Together, the two complimentary companies created a single entity with a diverse set of properties centered on healthcare and data centers that benefited from larger size and scale.

Today, the company owns roughly $3.1 billion worth of assets in 152 properties containing 8.63 million square feet in 69 markets throughout the U.S., according to a second-quarter earnings report.

Total occupancy for the 124 healthcare properties and 29 data centers in 30 states as of June 30 was 93.7%.

“The investments in the buildings themselves is really somewhat insignificant compared to the value our tenants have invested since occupancy in generators, software, servers, (heating, air conditioning and ventilation systems) and alike,” he says. “As a result, we think that provides a fairly sticky tenancy.”

Additionally, being spread out geographically is in itself a benefit.

“Diversity reduces risk,” he says. “Our landscape is truly the entire U.S.”

          Seton adds that despite the COVID-19 pandemic, which has crippled some senior housing operators and lodging firms, Carter Validus’ portfolio has kept its value because most of its tenants are “very resilient” and have continued to pay rent without interruption.

In the second quarter of this year, ended June 30, Carter Validus generated total rental revenue of $68.87 million, a 47% gain from a year ago, and funds from operations attributable to common shareholders — a key REIT financial metric — of $33.69 million, a 54% increase.

Earnings before interest, taxes, depreciation and amortization — another REIT gauge of financial health — rose even higher, by 59.24%, to $50.59 million.

Seton is banking that those gains, together with the greater control of management going forward, will attract heightened interest and provide increased credibility throughout public markets for the 10-year-old company.

“In the healthcare space, we’ve determined that a bigger, broader portfolio provides a better value for either an exit through a sale or merger or for publicly listing the company,” Seton says.

Carter Validus’ data center portfolio is valued at roughly $1 billion today, with the balance of its assets in healthcare properties.

“We’re very focused on shareholder value,” Seton says. “And internalization of management is key to that step. Being self-managed is critical to making us more attractive to the markets or to private buyers.

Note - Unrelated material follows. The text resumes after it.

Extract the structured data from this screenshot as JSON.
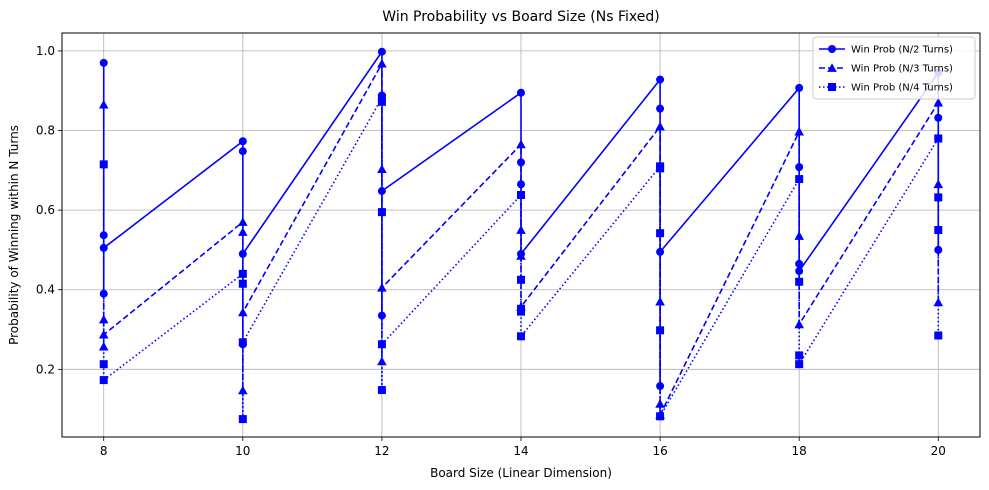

“Right now, our strategy is flexible; we have a lot of optionality with the stock,” he adds. “We recognize, too, that synergies are important and very beneficial, and there’s a recognition that the banking community and keeping the cost of capital as low as possible will be helpful for the company.”

Regardless of which path Carter Validus decides to take, Seton says he relishes the progress the REIT has made over the past two years to get where it is today.

“We’re excited about the future and very proud of the company that we’ve built and where it stands right now.”